Forest Haven has a dark history. The institution was founded in 1925 as a home for mentally disabled adults and children. But it was ordered shut in 1991, 15 years after the parents of several residents filed a lawsuit outlining serious claims of abuse and neglect at the facility. Vincent Gray, then the director of the D.C. Association for Retarded Citizens, headed the effort to close the asylum and to relocate Forest Haven’s 1,100 residents.

Pat has been back to Forest Haven five times and has never exhausted the photographic possibilities of the place. “It would take a very long time to go see every room in every building,” he says, “which ultimately should be the goal of any explorer.”

We hike through the woods and enter the first building through a wide broken window, climbing over a knee-high sill. Every building we visit is exactly this easy to get into.

The first rooms are tiled; there are names written on the wall in bubble letters, apparently marking the placement of children’s beds or desks. The hallways are completely dark, with overhead beams sagging in or completely fallen. A soft rubble covers the ground — a combination of crushed drywall and insulation.

Urban explorers live by the old “leave only footprints” rule. But less conscientious visitors have ransacked these rooms, bashing in the drywall to strip out copper, leaving empty Four Loko cans in their wake. They’ve also overturned file cabinets that have remained behind in administrative parts of the facility, leaving medical records and other files strewn on the ground.

Pat fingers through a few papers sticking out of one of the undisturbed file cabinets and says ruefully, “if you were ever going to steal an identity, somebody that’s locked away in a mental institution would probably be the best guy to steal from — he’ll never find out.” He notes that the last time he visited Forest Haven, there were files with people’s Social Security cards stapled to the back and that they have since disappeared.

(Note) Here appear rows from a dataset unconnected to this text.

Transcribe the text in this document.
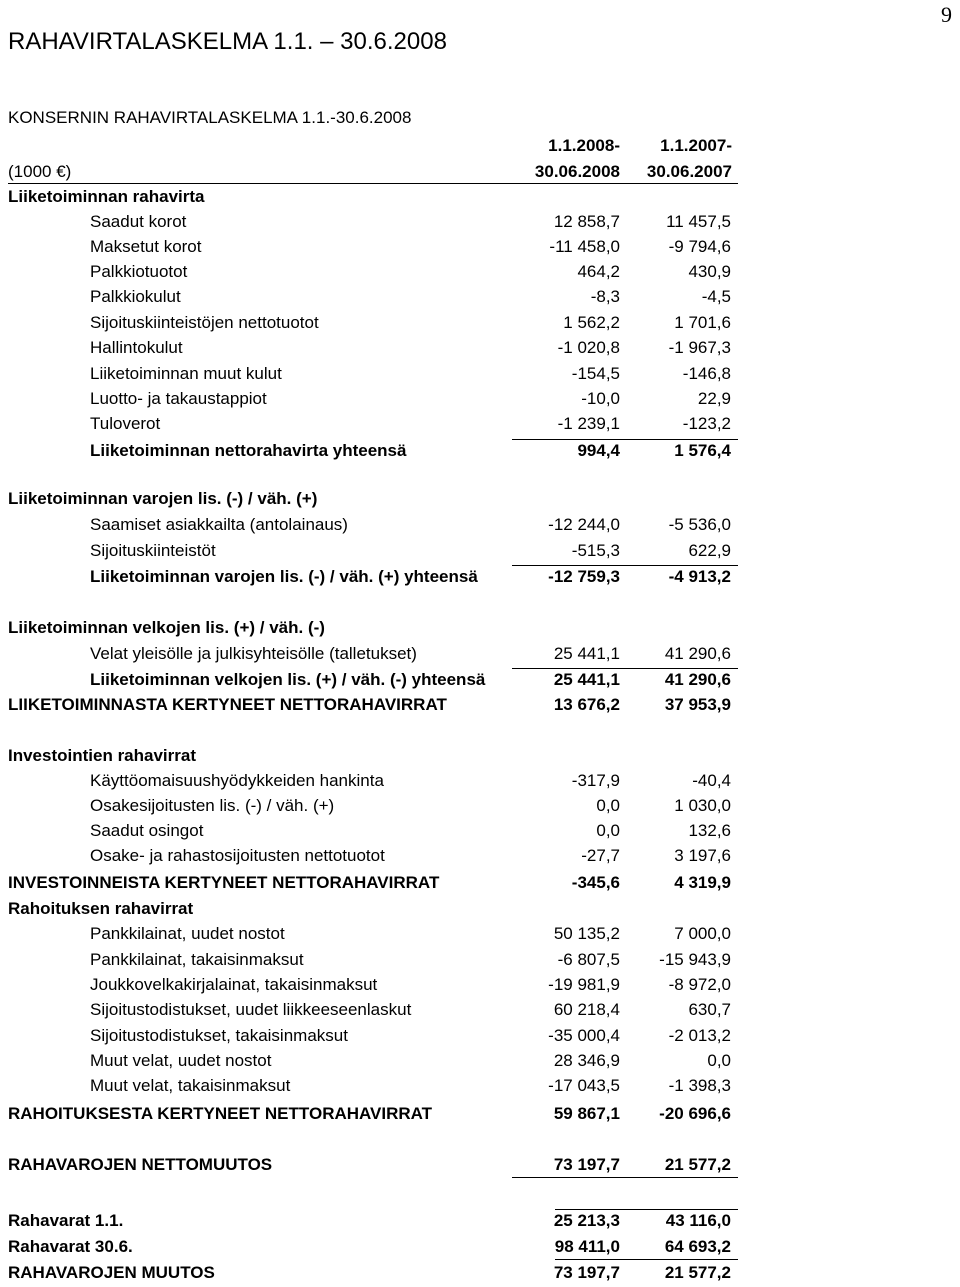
9
RAHAVIRTALASKELMA 1.1. – 30.6.2008
KONSERNIN RAHAVIRTALASKELMA 1.1.-30.6.2008
1.1.2008- 1.1.2007-
(1000 €)	30.06.2008 30.06.2007
Liiketoiminnan rahavirta
Saadut korot	12 858,7	11 457,5
Maksetut korot	-11 458,0	-9 794,6
Palkkiotuotot	464,2	430,9
Palkkiokulut	-8,3	-4,5
Sijoituskiinteistöjen nettotuotot	1 562,2	1 701,6
Hallintokulut	-1 020,8	-1 967,3
Liiketoiminnan muut kulut	-154,5	-146,8
Luotto- ja takaustappiot	-10,0	22,9
Tuloverot	-1 239,1	-123,2
Liiketoiminnan nettorahavirta yhteensä	994,4	1 576,4
Liiketoiminnan varojen lis. (-) / väh. (+)
Saamiset asiakkailta (antolainaus)	-12 244,0	-5 536,0
Sijoituskiinteistöt	-515,3	622,9
Liiketoiminnan varojen lis. (-) / väh. (+) yhteensä	-12 759,3	-4 913,2
Liiketoiminnan velkojen lis. (+) / väh. (-)
Velat yleisölle ja julkisyhteisölle (talletukset)	25 441,1	41 290,6
Liiketoiminnan velkojen lis. (+) / väh. (-) yhteensä	25 441,1	41 290,6
LIIKETOIMINNASTA KERTYNEET NETTORAHAVIRRAT	13 676,2	37 953,9
Investointien rahavirrat
Käyttöomaisuushyödykkeiden hankinta	-317,9	-40,4
Osakesijoitusten lis. (-) / väh. (+)	0,0	1 030,0
Saadut osingot	0,0	132,6
Osake- ja rahastosijoitusten nettotuotot	-27,7	3 197,6
INVESTOINNEISTA KERTYNEET NETTORAHAVIRRAT	-345,6	4 319,9
Rahoituksen rahavirrat
Pankkilainat, uudet nostot	50 135,2	7 000,0
Pankkilainat, takaisinmaksut	-6 807,5 -15 943,9
Joukkovelkakirjalainat, takaisinmaksut	-19 981,9	-8 972,0
Sijoitustodistukset, uudet liikkeeseenlaskut	60 218,4	630,7
Sijoitustodistukset, takaisinmaksut	-35 000,4	-2 013,2
Muut velat, uudet nostot	28 346,9	0,0
Muut velat, takaisinmaksut	-17 043,5	-1 398,3
RAHOITUKSESTA KERTYNEET NETTORAHAVIRRAT	59 867,1 -20 696,6
RAHAVAROJEN NETTOMUUTOS	73 197,7	21 577,2
Rahavarat 1.1.	25 213,3	43 116,0
Rahavarat 30.6.	98 411,0	64 693,2
RAHAVAROJEN MUUTOS	73 197,7	21 577,2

Leafing through some of the papers scattered on the floor I find logs detailing a young resident’s misbehavior and a sheet of ruled paper with a handwritten list titled “10 Things I Like About Myself.” There are hundreds of documents like these, spread across several rooms and buildings.

Some past articles about Forest Haven mention the patient files as a kind of curiosity. But the haphazard way in which they were left behind raises the question of why these buildings were abandoned so hastily.